OUR COMMENT: We regularly see women complaining of poor sleep during perimenopause and menopause. Chronic sleep deprivation may contribute to weight gain, insulin resistance, mood problems, cognitive function and daytime fatigue. Restoring healthy sleep can make a profound difference in a woman's quality of life.

Menopause. 2001 Jan-Feb;8(1):10-6.
Sleep in menopause: differential effects of two forms of hormone replacement therapy.
Montplaisir J, Lorrain J, Denesle R, Petit D.

Sunday, February 28, 2010

The North American Menopause Society released a new position statement.
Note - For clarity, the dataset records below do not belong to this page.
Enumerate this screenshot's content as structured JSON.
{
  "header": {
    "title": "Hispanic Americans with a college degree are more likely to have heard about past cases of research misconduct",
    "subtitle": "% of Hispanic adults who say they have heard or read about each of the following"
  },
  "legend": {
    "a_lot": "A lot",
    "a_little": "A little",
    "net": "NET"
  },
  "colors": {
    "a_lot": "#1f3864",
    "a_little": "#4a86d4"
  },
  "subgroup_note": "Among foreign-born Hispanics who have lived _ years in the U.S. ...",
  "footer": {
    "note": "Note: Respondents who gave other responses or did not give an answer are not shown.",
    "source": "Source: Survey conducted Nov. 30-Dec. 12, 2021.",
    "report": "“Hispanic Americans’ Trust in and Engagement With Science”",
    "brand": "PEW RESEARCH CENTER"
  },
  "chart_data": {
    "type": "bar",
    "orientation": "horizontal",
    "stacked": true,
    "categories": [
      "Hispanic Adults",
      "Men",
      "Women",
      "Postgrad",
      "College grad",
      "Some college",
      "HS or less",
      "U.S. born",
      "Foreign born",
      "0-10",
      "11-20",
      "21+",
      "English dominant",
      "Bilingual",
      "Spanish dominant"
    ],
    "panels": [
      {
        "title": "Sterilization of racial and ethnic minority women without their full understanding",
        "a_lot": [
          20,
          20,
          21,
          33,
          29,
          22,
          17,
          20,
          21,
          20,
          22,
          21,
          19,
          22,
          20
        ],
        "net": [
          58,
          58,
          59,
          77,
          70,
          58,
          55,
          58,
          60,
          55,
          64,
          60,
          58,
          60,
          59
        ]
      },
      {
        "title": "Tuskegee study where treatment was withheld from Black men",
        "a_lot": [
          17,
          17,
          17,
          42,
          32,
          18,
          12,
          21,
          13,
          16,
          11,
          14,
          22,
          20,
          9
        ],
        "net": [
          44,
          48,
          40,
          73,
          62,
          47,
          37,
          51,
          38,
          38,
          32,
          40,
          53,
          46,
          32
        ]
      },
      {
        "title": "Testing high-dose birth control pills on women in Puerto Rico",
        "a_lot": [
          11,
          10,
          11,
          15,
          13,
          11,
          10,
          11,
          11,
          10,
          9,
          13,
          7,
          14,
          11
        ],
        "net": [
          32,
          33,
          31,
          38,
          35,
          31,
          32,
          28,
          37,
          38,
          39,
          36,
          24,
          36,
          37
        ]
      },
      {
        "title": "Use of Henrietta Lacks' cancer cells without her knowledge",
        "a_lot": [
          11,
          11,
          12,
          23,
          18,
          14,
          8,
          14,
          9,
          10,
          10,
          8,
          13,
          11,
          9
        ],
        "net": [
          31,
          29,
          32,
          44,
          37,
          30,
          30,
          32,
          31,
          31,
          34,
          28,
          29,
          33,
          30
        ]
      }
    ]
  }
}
We have been advocating individualized dosing and the importance of using the smallest dose possible. Here is an excerpt:

"The lowest effective dose of estrogen consistent with
treatment goals, benefits, and risks for the individual woman
should be the therapeutic goal, with a corresponding low
dose of progestogen added to counter the adverse effects of
systemic ET on the uterus. Lower ET and EPT doses are
better tolerated and may have a more favorable benefit-risk
ratio than standard doses."

Youtube Channel

We have added some videos about bioidentical hormones, risks, options and other health related issues on a new youtube channel. You can view videos at

There is an option to subscribe and that will notify subscribers about new videos.

Deb Matthew MD
Signature Wellness
Charlotte, NC

Friday, February 5, 2010

Bio-identical hormones improve bone density

A 2003 study published in the Journal of the American Medical Association (JAMA 290:1042-1048) studied whether hormone replacement at low doses would be effective at maintaining bone mineral density. Lower doses are desirable as higher doses are associated with more adverse events. Bio-identical hormones were used in this study (hormones that are an exact chemical match to human hormones).

This was a “gold standard” double-blind, placebo controlled trial done at an American university research center from 1998-2002, following 167 healthy women 65 years and older.

The bone mineral density of the hip, spine, wrist, and total body was measured annually for 3 years. Mean bone mineral density increased at all sites for participants taking low-dose bio-identical hormone replacement (BHRT) compared with placebo . There were no statistically significant differences in breast tenderness, changes in uterine thickness, or annual mammographic results between women on BHRT and the placebo group. There were no reports of breast cancer during the study.

For more information visit

Monday, January 4, 2010

Plans for 2010

The pace at which research is now publishing meaningful health related papers is growing exponentially. We will attempt to share with our subscribers those findings that merit mention.